Speaking of vaccines, Fisher widely features anti-vax attitudes as an example of a radicalization rabbit hole driven by social media. He points to the spread of conspiracies related to the Zika vaccine in Brazil in 2016. What he doesn’t bother to mention is that these conspiracies were not driven by right-wing attitudes but rather over the false claim that pesticides, rather than the Zika virus, were causing an outbreak of microcephaly—a claim echoed on social media by the progressive actor Mark (the Hulk) Ruffalo.
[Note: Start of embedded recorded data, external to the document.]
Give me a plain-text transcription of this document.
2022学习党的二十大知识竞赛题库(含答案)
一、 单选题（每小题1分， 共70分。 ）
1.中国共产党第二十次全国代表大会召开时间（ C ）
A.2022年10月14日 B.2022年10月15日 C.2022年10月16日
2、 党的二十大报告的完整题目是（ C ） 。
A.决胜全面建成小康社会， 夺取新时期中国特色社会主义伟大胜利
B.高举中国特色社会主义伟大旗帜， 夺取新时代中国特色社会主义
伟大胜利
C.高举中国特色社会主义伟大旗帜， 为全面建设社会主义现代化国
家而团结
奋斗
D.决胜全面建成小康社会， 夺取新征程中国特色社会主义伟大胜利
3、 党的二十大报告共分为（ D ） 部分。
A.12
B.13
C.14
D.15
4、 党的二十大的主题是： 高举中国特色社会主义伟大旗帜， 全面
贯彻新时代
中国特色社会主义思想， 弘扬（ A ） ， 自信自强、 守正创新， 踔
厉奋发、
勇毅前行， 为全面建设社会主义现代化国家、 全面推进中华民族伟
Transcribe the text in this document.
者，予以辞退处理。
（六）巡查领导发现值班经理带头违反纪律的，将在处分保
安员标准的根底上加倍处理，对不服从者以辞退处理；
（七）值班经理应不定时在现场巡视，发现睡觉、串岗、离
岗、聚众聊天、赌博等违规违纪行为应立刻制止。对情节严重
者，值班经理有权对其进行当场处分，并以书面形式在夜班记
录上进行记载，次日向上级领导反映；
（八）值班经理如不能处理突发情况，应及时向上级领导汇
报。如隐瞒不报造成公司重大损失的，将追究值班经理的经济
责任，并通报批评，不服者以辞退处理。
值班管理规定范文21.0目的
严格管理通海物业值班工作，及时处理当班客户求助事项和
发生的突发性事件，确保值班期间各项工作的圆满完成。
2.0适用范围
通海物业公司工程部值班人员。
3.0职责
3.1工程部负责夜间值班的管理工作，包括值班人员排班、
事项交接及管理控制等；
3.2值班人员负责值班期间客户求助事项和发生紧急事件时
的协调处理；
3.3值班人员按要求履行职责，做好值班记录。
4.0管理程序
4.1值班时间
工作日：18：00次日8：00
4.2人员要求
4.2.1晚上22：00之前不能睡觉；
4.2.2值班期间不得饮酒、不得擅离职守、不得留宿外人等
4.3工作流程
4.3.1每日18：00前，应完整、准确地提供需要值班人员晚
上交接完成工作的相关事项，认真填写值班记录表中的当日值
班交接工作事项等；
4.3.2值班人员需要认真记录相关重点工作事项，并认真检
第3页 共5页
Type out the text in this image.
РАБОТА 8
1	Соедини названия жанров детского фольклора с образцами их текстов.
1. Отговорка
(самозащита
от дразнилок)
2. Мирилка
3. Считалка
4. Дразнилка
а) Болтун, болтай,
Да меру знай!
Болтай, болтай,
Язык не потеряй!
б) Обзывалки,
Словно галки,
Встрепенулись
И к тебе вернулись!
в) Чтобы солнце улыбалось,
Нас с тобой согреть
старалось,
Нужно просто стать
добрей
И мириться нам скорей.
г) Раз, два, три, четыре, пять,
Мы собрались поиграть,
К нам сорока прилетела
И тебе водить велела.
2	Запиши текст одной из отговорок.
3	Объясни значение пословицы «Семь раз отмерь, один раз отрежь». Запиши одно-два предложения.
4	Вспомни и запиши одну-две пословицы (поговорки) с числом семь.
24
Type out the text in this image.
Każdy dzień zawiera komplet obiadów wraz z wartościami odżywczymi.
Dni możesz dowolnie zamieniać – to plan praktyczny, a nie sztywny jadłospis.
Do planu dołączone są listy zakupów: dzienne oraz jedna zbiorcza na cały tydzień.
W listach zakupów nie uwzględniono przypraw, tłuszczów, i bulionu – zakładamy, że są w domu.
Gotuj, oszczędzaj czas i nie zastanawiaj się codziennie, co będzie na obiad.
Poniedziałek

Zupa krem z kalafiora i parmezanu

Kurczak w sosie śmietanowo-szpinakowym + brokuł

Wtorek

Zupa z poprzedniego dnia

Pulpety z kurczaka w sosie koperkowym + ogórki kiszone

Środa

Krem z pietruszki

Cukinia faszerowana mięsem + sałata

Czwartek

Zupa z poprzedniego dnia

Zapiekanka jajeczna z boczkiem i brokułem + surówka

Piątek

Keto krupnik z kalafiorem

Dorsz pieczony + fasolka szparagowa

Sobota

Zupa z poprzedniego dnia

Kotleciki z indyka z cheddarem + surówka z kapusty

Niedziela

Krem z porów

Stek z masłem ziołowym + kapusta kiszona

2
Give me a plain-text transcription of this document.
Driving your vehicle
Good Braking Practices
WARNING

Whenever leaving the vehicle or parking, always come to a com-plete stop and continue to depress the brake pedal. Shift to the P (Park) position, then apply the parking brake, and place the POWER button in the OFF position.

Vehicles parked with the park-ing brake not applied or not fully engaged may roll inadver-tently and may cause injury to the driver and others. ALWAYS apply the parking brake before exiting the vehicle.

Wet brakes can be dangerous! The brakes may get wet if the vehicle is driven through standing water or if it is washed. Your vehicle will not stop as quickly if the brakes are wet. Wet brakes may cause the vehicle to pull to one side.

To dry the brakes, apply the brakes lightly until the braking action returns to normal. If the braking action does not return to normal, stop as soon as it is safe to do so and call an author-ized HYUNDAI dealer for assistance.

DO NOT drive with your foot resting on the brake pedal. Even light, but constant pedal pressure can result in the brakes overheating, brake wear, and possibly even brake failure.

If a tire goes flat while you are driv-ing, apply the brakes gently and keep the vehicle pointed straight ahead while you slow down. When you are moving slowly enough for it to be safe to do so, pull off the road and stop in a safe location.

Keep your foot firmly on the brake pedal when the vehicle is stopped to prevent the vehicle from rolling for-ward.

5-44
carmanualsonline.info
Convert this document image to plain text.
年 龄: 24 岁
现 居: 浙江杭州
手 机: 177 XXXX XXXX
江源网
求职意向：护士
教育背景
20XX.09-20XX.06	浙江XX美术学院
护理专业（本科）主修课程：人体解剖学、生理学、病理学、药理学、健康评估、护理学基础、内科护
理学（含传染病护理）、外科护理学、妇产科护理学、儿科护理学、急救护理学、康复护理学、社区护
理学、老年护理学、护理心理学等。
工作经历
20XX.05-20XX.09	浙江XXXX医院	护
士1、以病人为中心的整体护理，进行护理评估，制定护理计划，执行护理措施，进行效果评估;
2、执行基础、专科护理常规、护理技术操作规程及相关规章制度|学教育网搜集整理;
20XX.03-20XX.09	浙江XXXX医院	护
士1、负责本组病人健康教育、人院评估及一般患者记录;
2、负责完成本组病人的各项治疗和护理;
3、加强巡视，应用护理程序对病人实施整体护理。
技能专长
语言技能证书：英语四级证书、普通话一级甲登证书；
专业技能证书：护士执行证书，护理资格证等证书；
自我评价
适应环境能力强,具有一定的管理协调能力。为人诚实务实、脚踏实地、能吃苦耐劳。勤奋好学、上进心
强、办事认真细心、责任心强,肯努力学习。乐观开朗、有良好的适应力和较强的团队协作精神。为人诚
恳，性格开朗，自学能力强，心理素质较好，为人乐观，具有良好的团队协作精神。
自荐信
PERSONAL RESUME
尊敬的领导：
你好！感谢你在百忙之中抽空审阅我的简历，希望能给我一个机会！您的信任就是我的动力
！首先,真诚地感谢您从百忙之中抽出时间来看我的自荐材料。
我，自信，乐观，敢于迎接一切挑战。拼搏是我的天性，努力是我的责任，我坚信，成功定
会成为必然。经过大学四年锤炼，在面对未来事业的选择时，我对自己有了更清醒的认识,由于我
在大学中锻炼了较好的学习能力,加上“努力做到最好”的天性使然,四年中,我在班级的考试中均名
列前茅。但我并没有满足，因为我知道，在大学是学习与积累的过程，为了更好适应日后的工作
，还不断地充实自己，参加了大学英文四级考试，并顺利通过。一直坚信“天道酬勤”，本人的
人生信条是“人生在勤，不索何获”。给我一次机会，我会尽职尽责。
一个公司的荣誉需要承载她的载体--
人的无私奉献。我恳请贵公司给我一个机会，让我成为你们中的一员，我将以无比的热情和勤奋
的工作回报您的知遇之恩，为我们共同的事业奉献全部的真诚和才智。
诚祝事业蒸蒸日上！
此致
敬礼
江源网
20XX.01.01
Rather than use this example to highlight the pan-partisan nature of online conspiracy theories, Fisher instead points to the case of a Brazilian woman named Gisleangela Oliveira dos Santos who was taken in by anti-Zika vaccine conspiracies related to microcephaly on YouTube and later voted for right-wing Brazilian presidential candidate Jair Bolsonaro.

Now, it is true that some of theextreme examples of right-wing radicalization that Fisher cites don’t currently have equivalently dangerous counterparts on the left. But he specifically mentions that years of neglecting to focus on these radicalizing phenomena helped them breed unmolested. His one-sided focus in The Chaos Machine risks doing just that for his side of the aisle. Members of Congress such as Marjorie Taylor Greene and Lauren Boebert are called “fringe conspiracists” who succeed only by plucking extremist strings online, but there is no mention of congresswomen Rashida Tlaib or Ilhan Omar, who have both shared anti-Semitic blood libels and engaged in racist dog-whistling on social media to the tune of tens of thousands of shares and likes.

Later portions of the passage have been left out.